6. Connect words to each other with special relationships (prepositions):

in the water – surrounded by dihydrogen oxide. (Fish are in the water.)

into the water – entering dihydrogen oxide from outside of its essence (We fell into the sea.)

with water – having dihydogen oxide in the company of other substances (Wash with soap and water.)

under – in a lower position (She gets under my skin.)

against – in contact with (He slammed the bat against the ball which caromed against the wall in left field for a triple.)

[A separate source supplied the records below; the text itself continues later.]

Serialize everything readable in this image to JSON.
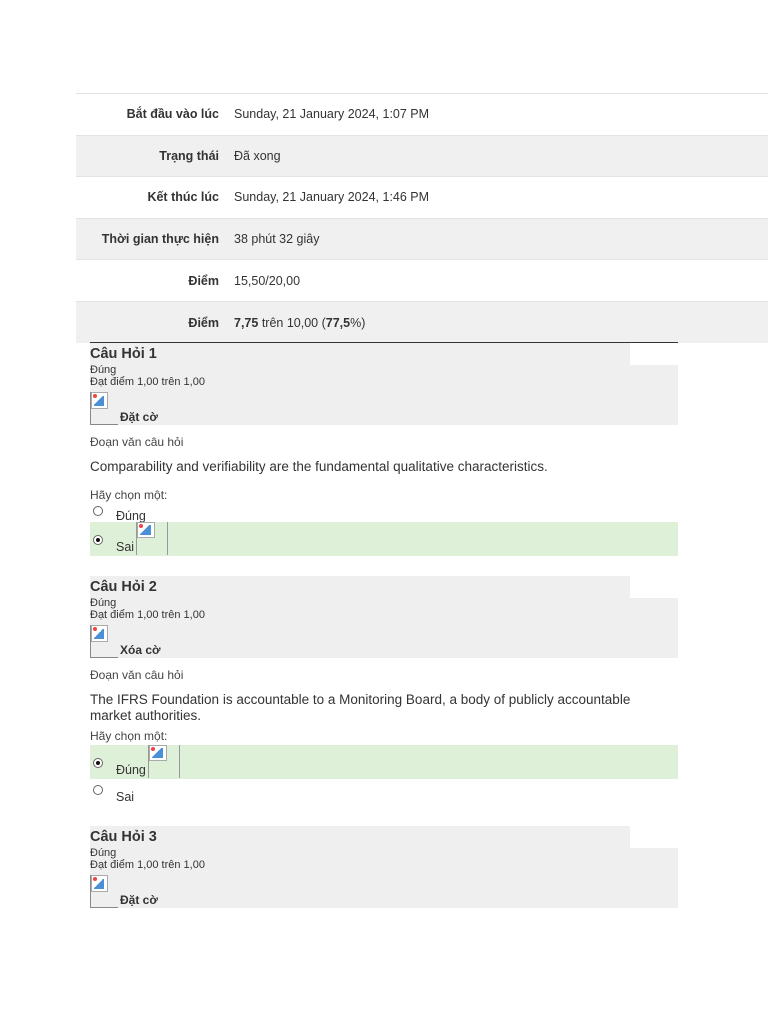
{
  "summary": [
    {
      "label": "Bắt đầu vào lúc",
      "value": "Sunday, 21 January 2024, 1:07 PM"
    },
    {
      "label": "Trạng thái",
      "value": "Đã xong"
    },
    {
      "label": "Kết thúc lúc",
      "value": "Sunday, 21 January 2024, 1:46 PM"
    },
    {
      "label": "Thời gian thực hiện",
      "value": "38 phút 32 giây"
    },
    {
      "label": "Điểm",
      "value": "15,50/20,00"
    },
    {
      "label": "Điểm",
      "value_bold1": "7,75",
      "value_mid": " trên 10,00 (",
      "value_bold2": "77,5",
      "value_end": "%)"
    }
  ],
  "questions": [
    {
      "title": "Câu Hỏi 1",
      "state": "Đúng",
      "grade": "Đạt điểm 1,00 trên 1,00",
      "flag_label": "Đặt cờ",
      "text_label": "Đoạn văn câu hỏi",
      "text": "Comparability and verifiability are the fundamental qualitative characteristics.",
      "prompt": "Hãy chọn một:",
      "options": [
        {
          "label": "Đúng",
          "selected": false
        },
        {
          "label": "Sai",
          "selected": true
        }
      ]
    },
    {
      "title": "Câu Hỏi 2",
      "state": "Đúng",
      "grade": "Đạt điểm 1,00 trên 1,00",
      "flag_label": "Xóa cờ",
      "text_label": "Đoạn văn câu hỏi",
      "text": "The IFRS Foundation is accountable to a Monitoring Board, a body of publicly accountable market authorities.",
      "prompt": "Hãy chọn một:",
      "options": [
        {
          "label": "Đúng",
          "selected": true
        },
        {
          "label": "Sai",
          "selected": false
        }
      ]
    },
    {
      "title": "Câu Hỏi 3",
      "state": "Đúng",
      "grade": "Đạt điểm 1,00 trên 1,00",
      "flag_label": "Đặt cờ"
    }
  ],
  "icons": {
    "flag": "broken-image-icon",
    "feedback": "broken-image-icon",
    "radio": "radio-icon"
  },
  "colors": {
    "selected_bg": "#dff0d8",
    "info_bg": "#efefef",
    "alt_row_bg": "#f0f0f0"
  }
}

7. Connect words, phrases, clauses, and sentences under coordinate, subordinate, or correlative conditions (conjunctions):

and – [equal value] (Eating and drinking are essential to life.)

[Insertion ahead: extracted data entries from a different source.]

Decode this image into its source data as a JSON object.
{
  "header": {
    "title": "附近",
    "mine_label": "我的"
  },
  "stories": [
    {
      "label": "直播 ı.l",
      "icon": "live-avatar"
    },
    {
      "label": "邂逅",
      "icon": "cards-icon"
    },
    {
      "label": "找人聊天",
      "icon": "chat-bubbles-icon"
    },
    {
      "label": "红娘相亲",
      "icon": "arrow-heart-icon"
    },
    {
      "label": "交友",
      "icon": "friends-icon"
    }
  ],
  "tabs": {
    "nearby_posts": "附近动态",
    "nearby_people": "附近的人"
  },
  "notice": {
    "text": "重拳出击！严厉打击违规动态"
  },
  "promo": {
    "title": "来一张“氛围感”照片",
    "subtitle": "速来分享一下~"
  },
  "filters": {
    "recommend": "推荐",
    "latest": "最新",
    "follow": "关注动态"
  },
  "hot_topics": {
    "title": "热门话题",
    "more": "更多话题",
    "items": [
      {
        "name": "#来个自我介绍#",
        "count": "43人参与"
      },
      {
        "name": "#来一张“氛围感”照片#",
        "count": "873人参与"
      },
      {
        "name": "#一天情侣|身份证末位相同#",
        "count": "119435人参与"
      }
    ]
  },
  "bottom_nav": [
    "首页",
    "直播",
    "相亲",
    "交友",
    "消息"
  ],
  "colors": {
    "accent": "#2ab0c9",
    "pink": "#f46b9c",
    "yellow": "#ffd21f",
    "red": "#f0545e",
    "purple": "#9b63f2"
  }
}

but – [on the contrary] (I like spinach but I hate squash.)

Either… or – [conditional choices] (You will either do as I say or you will feel my wrath.)

unless – [conditional] (We will not go to the beach unless you finish your (yuk!) squash.

if – [conditional] (if you like this, we will do it some more.)

8. Show emotion (interjections):

Yuk! – Yuk! This is horrible.

Wow! – Wow! You look wonderful.

Whoopee! – Whoopee! We won.

All of the above are mere samples of each of the words that could be in that group. A complete least is available for all the words and their usage. Webster puts this list out as does Random House and Oxford University. These lists are called Dictionaries, or list of all components of diction (speech).

The most important common denominator for learning any language is that a quantitative vocabulary base is essential. Without knowing the words, understanding the grammar would be impossible. How does one acquire an extensive vocabulary? Memorize. Read. Listen. Speak. Imitate. Write. Practice over and over until the words come natural. It is not an easy task, but it is certainly easier for a child whose brain is more receptive to new ideas than any of us who have spent generations immersed in one language.

Grammar is a system whose components, individually, are not difficult to grasp; but when the whole system is looked upon as a unit, it appears to be an insurmountable task to manage proficiently. Hundreds of texts have attempted to organize the feast of English into digestible chunks. This is just another one that might be more didactic, analytical, and informative than the others.